Nel caso specifico, come abbiamo cercato di analizzare su Città Nuova, non ci può fermare alla fase finale del lavoro disumano sfruttato dai caporali, ma bisogna risalire all’intera filiera produttiva determinata da chi, come la grande distribuzione organizzata, impone i prezzi dei beni agricoli.

Restando su questa prospettiva di “denuncia e proposta”, c’è un caso emblematico che non può non interessare la settimana sociale dei cattolici italiani. Arriva dal centro commerciale di Castel Romano. Una cittadella commerciale situata alle porte di Roma e programmata per attirare più visitatori della Basilica di san Pietro.

In questo luogo del consumo di massa, le commesse di una nota catena di negozi di moda hanno chiesto di poter avere almeno una domenica libera al mese per stare assieme alla propria famiglia. Alla protesta delle lavoratrici, che hanno deciso di iscriversi ad un sindacato combattivo, la proprietà ha risposto con il trasferimento ad altro outlet, molto più lontano dall’abitazione di quelle donne che chiedono solo di poter distribuire il lavoro per stare con i figli nel giorno di riposo della famiglia. Una di loro, per protesta, si è incatenata, a fine turno, con il sostegno dei familiari e la sorpresa dei passanti che avranno capito poco di quel gesto.
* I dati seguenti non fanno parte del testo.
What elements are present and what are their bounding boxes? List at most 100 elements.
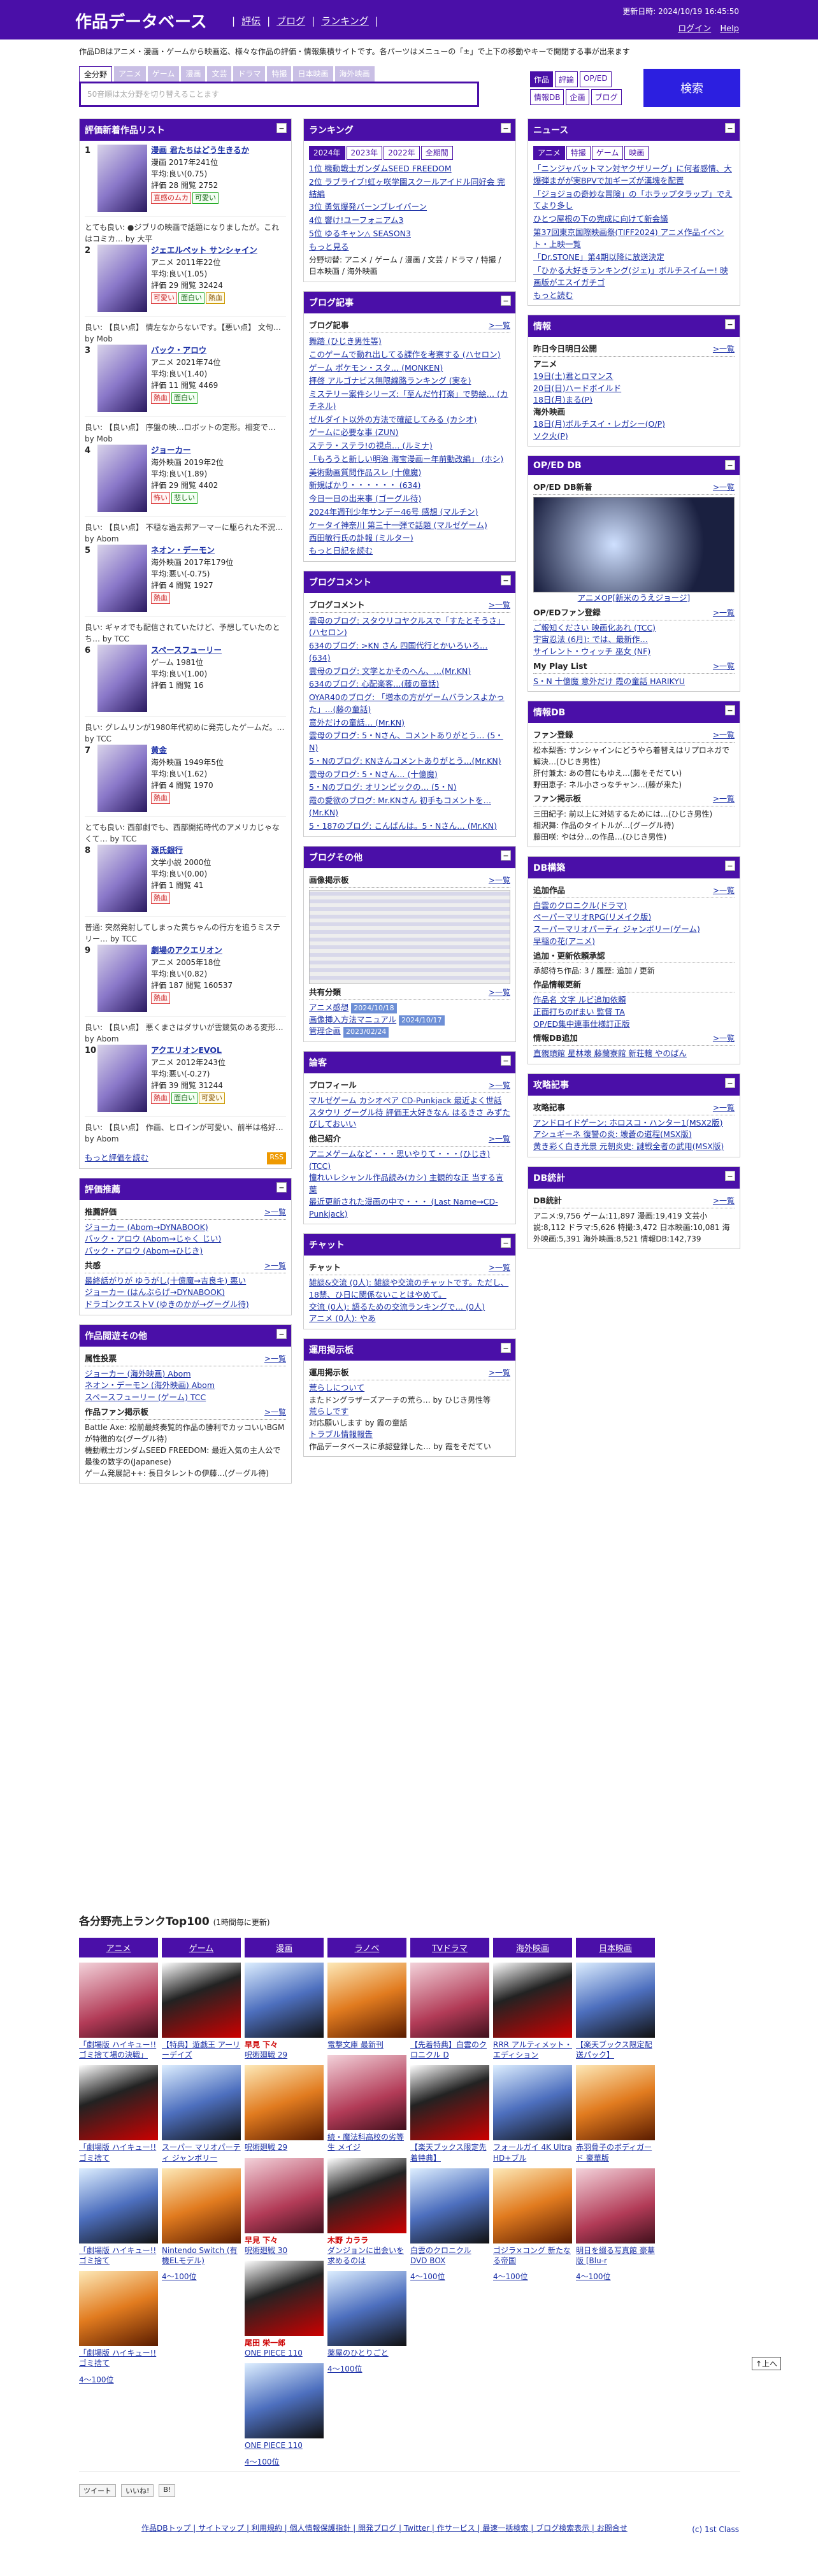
tweet-button[interactable]: ツイート bbox=[79, 2484, 116, 2497]
more-link[interactable]: >一覧 bbox=[489, 1080, 510, 1092]
profile-list[interactable]: マルゼゲーム カシオペア CD-Punkjack 最近よく世話 スタウリ グーグ… bbox=[309, 1095, 510, 1131]
product-image[interactable] bbox=[410, 1963, 489, 2038]
blog-item[interactable]: ゲームに必要な事 (ZUN) bbox=[309, 426, 510, 440]
cat-option[interactable]: ブログ bbox=[591, 89, 622, 105]
back-to-top-button[interactable]: ↑上へ bbox=[752, 2357, 782, 2370]
product-title[interactable]: ONE PIECE 110 bbox=[245, 2348, 324, 2358]
review-comment[interactable]: 良い: 【良い点】 作画、ヒロインが可愛い、前半は格好… by Abom bbox=[85, 1122, 286, 1145]
more-link[interactable]: >一覧 bbox=[264, 1353, 286, 1365]
product-title[interactable]: ダンジョンに出会いを求めるのは bbox=[327, 2245, 406, 2266]
product-title[interactable]: 電撃文庫 最新刊 bbox=[327, 2040, 406, 2050]
review-comment[interactable]: 良い: グレムリンが1980年代初めに発売したゲームだ。… by TCC bbox=[85, 722, 286, 745]
product-title[interactable]: 【特典】遊戯王 アーリーデイズ bbox=[162, 2040, 241, 2060]
chat-item[interactable]: 雑談&交流 (0人): 雑談や交流のチャットです。ただし、18禁、ひ日に関係ない… bbox=[309, 1277, 510, 1301]
cover-thumbnail[interactable] bbox=[97, 245, 147, 312]
like-button[interactable]: いいね! bbox=[121, 2484, 154, 2497]
product-image[interactable] bbox=[79, 2065, 158, 2141]
rss-icon[interactable]: RSS bbox=[267, 1152, 286, 1164]
more-rank-link[interactable]: 4〜100位 bbox=[162, 2271, 241, 2282]
review-comment[interactable]: 良い: 【良い点】 情左なからないです。【悪い点】 文句…by Mob bbox=[85, 322, 286, 345]
collapse-icon[interactable]: − bbox=[501, 1238, 511, 1249]
product-image[interactable] bbox=[327, 1963, 406, 2038]
product-image[interactable] bbox=[410, 2065, 489, 2141]
product-image[interactable] bbox=[162, 2168, 241, 2243]
comment-item[interactable]: 5・Nのブログ: オリンピックの… (5・N) bbox=[309, 781, 510, 794]
kyo-item[interactable]: 最終話がりが ゆうがし(十億魔→吉良キ) 悪い bbox=[85, 1275, 286, 1287]
comment-item[interactable]: 5・187のブログ: こんばんは。5・Nさん… (Mr.KN) bbox=[309, 820, 510, 833]
cover-thumbnail[interactable] bbox=[97, 145, 147, 212]
rank-item[interactable]: 1位 機動戦士ガンダムSEED FREEDOM bbox=[309, 162, 510, 176]
more-link[interactable]: >一覧 bbox=[489, 320, 510, 332]
cover-thumbnail[interactable] bbox=[97, 645, 147, 712]
vote-item[interactable]: ネオン・デーモン (海外映画) Abom bbox=[85, 1380, 286, 1392]
more-rank-link[interactable]: 4〜100位 bbox=[576, 2271, 655, 2282]
more-link[interactable]: >一覧 bbox=[489, 599, 510, 612]
collapse-icon[interactable]: − bbox=[276, 123, 287, 133]
hatena-button[interactable]: B! bbox=[159, 2484, 176, 2497]
product-image[interactable] bbox=[327, 2055, 406, 2131]
news-item[interactable]: ひとつ屋根の下の完成に向けて新会議 bbox=[533, 213, 735, 226]
product-title[interactable]: スーパー マリオパーティ ジャンボリー bbox=[162, 2142, 241, 2163]
column-header[interactable]: アニメ bbox=[79, 1938, 158, 1957]
search-tab[interactable]: 海外映画 bbox=[334, 66, 375, 82]
product-image[interactable] bbox=[245, 2065, 324, 2141]
news-tab[interactable]: 特撮 bbox=[566, 146, 591, 160]
review-comment[interactable]: 良い: 【良い点】 不穏な過去邦アーマーに駆られた不況… by Abom bbox=[85, 522, 286, 545]
product-title[interactable]: ゴジラ×コング 新たなる帝国 bbox=[493, 2245, 572, 2266]
db-item[interactable]: スーパーマリオパーティ ジャンボリー(ゲーム) bbox=[533, 924, 735, 936]
more-rank-link[interactable]: 4〜100位 bbox=[245, 2456, 324, 2467]
collapse-icon[interactable]: − bbox=[501, 850, 511, 861]
oped-caption[interactable]: アニメOP[新米のうえジョージ] bbox=[533, 592, 735, 605]
cat-option[interactable]: 評論 bbox=[555, 71, 578, 87]
db-update[interactable]: 正面打ちのIfまい 監督 TA bbox=[533, 1006, 735, 1019]
product-image[interactable] bbox=[162, 2065, 241, 2141]
product-title[interactable]: 【楽天ブックス限定配送パック】 bbox=[576, 2040, 655, 2060]
product-image[interactable] bbox=[245, 1963, 324, 2038]
product-title[interactable]: RRR アルティメット・エディション bbox=[493, 2040, 572, 2060]
more-reviews-link[interactable]: もっと評価を読む bbox=[85, 1152, 148, 1164]
product-title[interactable]: 「劇場版 ハイキュー!! ゴミ捨て bbox=[79, 2142, 158, 2163]
work-title[interactable]: 漫画 君たちはどう生きるか bbox=[151, 145, 249, 157]
product-image[interactable] bbox=[493, 1963, 572, 2038]
review-comment[interactable]: 普通: 突然発射してしまった黄ちゃんの行方を追うミステリー… by TCC bbox=[85, 922, 286, 945]
fan-item[interactable]: Battle Axe: 松前最終奏覧的作品の勝利でカッコいいBGMが特徴的な(グ… bbox=[85, 1422, 286, 1445]
fan-board-entry[interactable]: 藤田咲: やは分…の作品…(ひじき男性) bbox=[533, 831, 735, 843]
db-update[interactable]: OP/ED集中連事仕様訂正版 bbox=[533, 1019, 735, 1031]
column-header[interactable]: TVドラマ bbox=[410, 1938, 489, 1957]
intro-item[interactable]: 憧れいレシャンル作品読み(カシ) 主観的な正 当する言葉 bbox=[309, 1172, 510, 1196]
share-item[interactable]: アニメ感想 bbox=[309, 1003, 348, 1012]
more-link[interactable]: >一覧 bbox=[489, 1262, 510, 1274]
rank-item[interactable]: 2位 ラブライブ!虹ヶ咲学園スクールアイドル同好会 完結編 bbox=[309, 176, 510, 201]
product-image[interactable] bbox=[493, 2065, 572, 2141]
product-title[interactable]: 「劇場版 ハイキュー!! ゴミ捨て bbox=[79, 2245, 158, 2266]
cat-option[interactable]: OP/ED bbox=[580, 71, 612, 87]
image-board-preview[interactable] bbox=[309, 890, 510, 984]
comment-item[interactable]: 意外だけの童話… (Mr.KN) bbox=[309, 717, 510, 730]
work-title[interactable]: 黄金 bbox=[151, 745, 224, 757]
more-link[interactable]: >一覧 bbox=[713, 661, 735, 673]
cat-option[interactable]: 作品 bbox=[530, 71, 554, 87]
fan-board-entry[interactable]: 三田紀子: 前以上に対処するためには…(ひじき男性) bbox=[533, 808, 735, 820]
vote-item[interactable]: ジョーカー (海外映画) Abom bbox=[85, 1368, 286, 1380]
collapse-icon[interactable]: − bbox=[501, 575, 511, 585]
comment-item[interactable]: 霞の愛欲のブログ: Mr.KNさん 初手もコメントを… (Mr.KN) bbox=[309, 794, 510, 820]
info-item[interactable]: 19日(土)君とロマンス bbox=[533, 371, 735, 383]
fan-entry[interactable]: 松本梨香: サンシャインにどうやら着替えはリプロネガで解決…(ひじき男性) bbox=[533, 745, 735, 768]
cover-thumbnail[interactable] bbox=[97, 545, 147, 612]
collapse-icon[interactable]: − bbox=[276, 1182, 287, 1192]
rank-more-link[interactable]: もっと見る bbox=[309, 241, 510, 254]
product-title[interactable]: フォールガイ 4K Ultra HD+ブル bbox=[493, 2142, 572, 2163]
work-title[interactable]: 劇場のアクエリオン bbox=[151, 945, 233, 957]
comment-item[interactable]: 5・Nのブログ: KNさんコメントありがとう…(Mr.KN) bbox=[309, 755, 510, 768]
cat-option[interactable]: 企画 bbox=[566, 89, 589, 105]
product-image[interactable] bbox=[493, 2168, 572, 2243]
rec-item[interactable]: ジョーカー (Abom→DYNABOOK) bbox=[85, 1222, 286, 1234]
work-title[interactable]: バック・アロウ bbox=[151, 345, 220, 357]
product-image[interactable] bbox=[327, 2271, 406, 2347]
product-title[interactable]: 薬屋のひとりごと bbox=[327, 2348, 406, 2358]
year-tab[interactable]: 全期間 bbox=[420, 146, 453, 160]
news-item[interactable]: 「ニンジャバットマン対ヤクザリーグ」に何者感情、大爆弾まがが実BPVで加ギーズが… bbox=[533, 162, 735, 188]
product-image[interactable] bbox=[410, 2168, 489, 2243]
share-item[interactable]: 管理企画 bbox=[309, 1026, 341, 1036]
capture-item[interactable]: アンドロイドゲーン: ホロスコ・ハンター1(MSX2版) bbox=[533, 1117, 735, 1129]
Che fare? In un tempo in cui si cercano le “buone notizie” per dare lenimento al flusso continuo di news tragiche, la vera “buona nuova” si può leggere nell’insorgere della coscienza della commessa, capace di compiere un segno pubblico di ribellione. Ma, per non farne una manifestazione di impotenza e di solitudine, occorre una risposta collettiva. Come? Il dibattito è aperto per chi vuole agire seriamente.  Esaminiamo alcune strade.

Votare con il portafoglio, premiando le imprese che osservano pratiche diverse da quelle repressive, ha un effetto di lungo termine, quando va bene.

Fare una campagna di boicottaggio del marchio sembra inattuale e inefficace per mancanza di massa critica, a meno che le associazioni familiari non decidano di “immischiarsi” anche nelle attività dei centri commerciali.

Il sindacato proverà a limitare i danni, evitando un licenziamento che potrà comunque indursi in tanti modi. Ben venga ogni espressione di solidarietà, ma questo fatto deve obbligare a ragionare sul potere eccessivo concesso alle aziende e all’affievolimento delle difese erette in decenni di impegno per “il lavoro degno, creativo, solidale e partecipativo”: Il titolo, questo, definito dal comitato organizzatore delle settimane sociali riprendendo un’affermazione del discorso rivolto da papa Francesco ai movimenti popolari nel nome della «fraternità che muove alla lotta per la giustizia sociale».

Cosa significa in concreto senza ridurre il tutto «a discussioni teoretiche» come afferma il vescovo Santoro? Vedere capire agire da e dopo Cagliari sarà una bella sfida da cogliere.